Met de verklaring dat Jeruzalem de hoofdstad is van Israël liep het als verwacht. Vreugde aan Israëlische zijde, een meer kritische opstelling vanuit de Joodse diaspora, en boosheid in de Arabische wereld. Een boosheid die behalve via diplomatieke kanalen en demonstraties ook op gewelddadige wijze tot uiting kwam. In Israël waren er al verschillende geweldsincidenten (steekpartij, raketten, bekogelde auto’s), die natuurlijk weer een Israëlische reactie opriepen. Ook in Nederland was er een vervelend incident, bij een Israëlisch restaurant in Amsterdam, waarbij iemand het nodig vond de ruiten in te slaan en te proberen de Israëlische vlag te stelen. Een incident dat Joodse mensen in Nederland terecht verontrust – alhoewel de vraag is of een té grote aandacht hiervoor in de media wel verstandig is. Waakzaamheid is uiteraard altijd verstandig en onze plicht.
Opvallend was wel dat de verklaring over Jeruzalem vlak voor Chanoeka kwam. We vergeten nog wel eens dat die strijd vooral ook om de status van Jeruzalem ging: de reiniging van de Tempel – maar ook van de stad – van heidense en hellenistische invloeden. Zo waren de hellenistische gymnasia in de stad de Makkabeeën en verwante strijdende groepen een doorn in het oog. De overwinning van de Makkabeeën leidde tot de reiniging van de Tempel in Jeruzalem, de terugkeer van de Joodse autonomie en een opleving van het Joodse leven.
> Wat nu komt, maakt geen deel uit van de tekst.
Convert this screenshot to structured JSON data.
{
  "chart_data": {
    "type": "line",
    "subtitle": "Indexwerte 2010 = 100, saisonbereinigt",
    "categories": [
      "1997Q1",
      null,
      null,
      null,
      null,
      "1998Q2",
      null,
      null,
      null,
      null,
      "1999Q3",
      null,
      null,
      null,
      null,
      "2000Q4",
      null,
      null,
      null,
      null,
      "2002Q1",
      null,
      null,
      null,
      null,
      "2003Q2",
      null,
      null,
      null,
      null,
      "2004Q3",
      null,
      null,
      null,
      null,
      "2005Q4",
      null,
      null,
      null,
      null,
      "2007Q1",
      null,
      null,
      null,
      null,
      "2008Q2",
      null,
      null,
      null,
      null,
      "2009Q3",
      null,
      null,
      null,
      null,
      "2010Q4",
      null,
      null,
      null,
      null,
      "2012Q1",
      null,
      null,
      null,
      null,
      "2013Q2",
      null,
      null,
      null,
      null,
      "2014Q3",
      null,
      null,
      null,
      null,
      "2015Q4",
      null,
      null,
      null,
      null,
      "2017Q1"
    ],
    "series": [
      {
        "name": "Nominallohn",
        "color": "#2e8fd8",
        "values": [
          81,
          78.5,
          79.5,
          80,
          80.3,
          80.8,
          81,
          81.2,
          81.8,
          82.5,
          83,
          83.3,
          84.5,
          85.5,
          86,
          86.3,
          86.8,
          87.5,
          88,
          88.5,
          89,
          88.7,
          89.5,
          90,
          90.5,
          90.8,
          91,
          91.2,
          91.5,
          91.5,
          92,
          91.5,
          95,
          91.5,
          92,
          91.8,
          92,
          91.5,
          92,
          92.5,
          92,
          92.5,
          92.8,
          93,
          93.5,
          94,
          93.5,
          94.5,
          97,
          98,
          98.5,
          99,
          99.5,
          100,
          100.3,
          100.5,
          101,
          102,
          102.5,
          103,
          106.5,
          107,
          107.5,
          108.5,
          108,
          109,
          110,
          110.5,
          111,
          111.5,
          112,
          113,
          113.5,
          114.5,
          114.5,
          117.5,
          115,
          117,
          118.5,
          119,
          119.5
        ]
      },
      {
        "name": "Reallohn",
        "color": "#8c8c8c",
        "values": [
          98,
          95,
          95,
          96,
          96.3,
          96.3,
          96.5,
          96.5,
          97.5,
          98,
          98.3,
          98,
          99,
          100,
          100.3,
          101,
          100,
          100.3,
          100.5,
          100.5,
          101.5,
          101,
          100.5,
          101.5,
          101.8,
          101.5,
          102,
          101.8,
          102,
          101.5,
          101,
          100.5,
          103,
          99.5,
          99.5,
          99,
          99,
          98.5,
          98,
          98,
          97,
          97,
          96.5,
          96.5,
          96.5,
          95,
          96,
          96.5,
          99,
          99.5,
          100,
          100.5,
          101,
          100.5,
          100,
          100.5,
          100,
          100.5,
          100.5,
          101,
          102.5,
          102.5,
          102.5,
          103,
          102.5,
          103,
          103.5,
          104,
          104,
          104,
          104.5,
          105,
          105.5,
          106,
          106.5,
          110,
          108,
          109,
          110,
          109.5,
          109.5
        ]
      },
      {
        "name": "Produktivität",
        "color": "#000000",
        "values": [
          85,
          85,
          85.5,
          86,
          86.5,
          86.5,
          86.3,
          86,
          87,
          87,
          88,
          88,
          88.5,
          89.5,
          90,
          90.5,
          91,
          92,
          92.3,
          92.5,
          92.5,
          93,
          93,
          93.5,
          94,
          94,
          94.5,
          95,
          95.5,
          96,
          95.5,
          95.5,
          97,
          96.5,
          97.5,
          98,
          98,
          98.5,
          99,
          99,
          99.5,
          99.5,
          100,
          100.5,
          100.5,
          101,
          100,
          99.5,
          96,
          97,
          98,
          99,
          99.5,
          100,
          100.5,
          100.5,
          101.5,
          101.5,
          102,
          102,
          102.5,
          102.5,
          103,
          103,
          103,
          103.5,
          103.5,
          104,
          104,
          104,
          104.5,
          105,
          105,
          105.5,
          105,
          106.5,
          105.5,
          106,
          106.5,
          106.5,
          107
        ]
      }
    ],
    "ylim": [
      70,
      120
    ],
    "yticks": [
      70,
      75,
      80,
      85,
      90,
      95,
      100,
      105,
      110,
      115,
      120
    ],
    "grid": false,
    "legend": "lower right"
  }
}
Overigens schuwden de Makkabeeën het gebruik van geweld tegen mede-Joden die (gedeeltelijk) waren gehelleniseerd niet. Althans naar deze passage te oordelen in het boek Makkabeeën I, hoofdstuk 2 (vooral vers 24).
Maar, ook een rabbijn in het huidige Israël (rabbijn Chaim Baruch) vergelijkt actuele religieuze verschijnselen die in zijn ogen ongewenst zijn – zoals orthodoxie light en mensen die zelf hun religieuze identiteit vormgeven (soms op gespannen voet met Tora en traditie) –, met de ‘gehelleniseerde Joden’ (mitjavnim) uit het Chanoeka-verhaal. Gezien het bovenstaande een wat ongewenste vergelijking al je het mij vraagt …
Uiteraard lopen de vraagbaken op Internet – Vraag de rabbijn – ook dit jaar al weer vol met Chanoeka-vragen. Doorgaans de doorsnee vragen of variaties op de thema’s die elk jaar terugkomen en opnieuw worden gepubliceerd. Of je de chanoekia later mag aansteken of juist veel eerder, hoe het zit met aansteken op uitgaande sjabbatavond of juist op vrijdagmiddag voor sjabbat, hoe de menora van de tempel er uit zag (ronde armen of juist diagonaal-rechte armen), over aansteken op je werk, aansteken thuis of bij je ouders waar je een chanoeka-avond viert, aansteken in een hotelkamer, olijfolie of andere oliën, et cetera.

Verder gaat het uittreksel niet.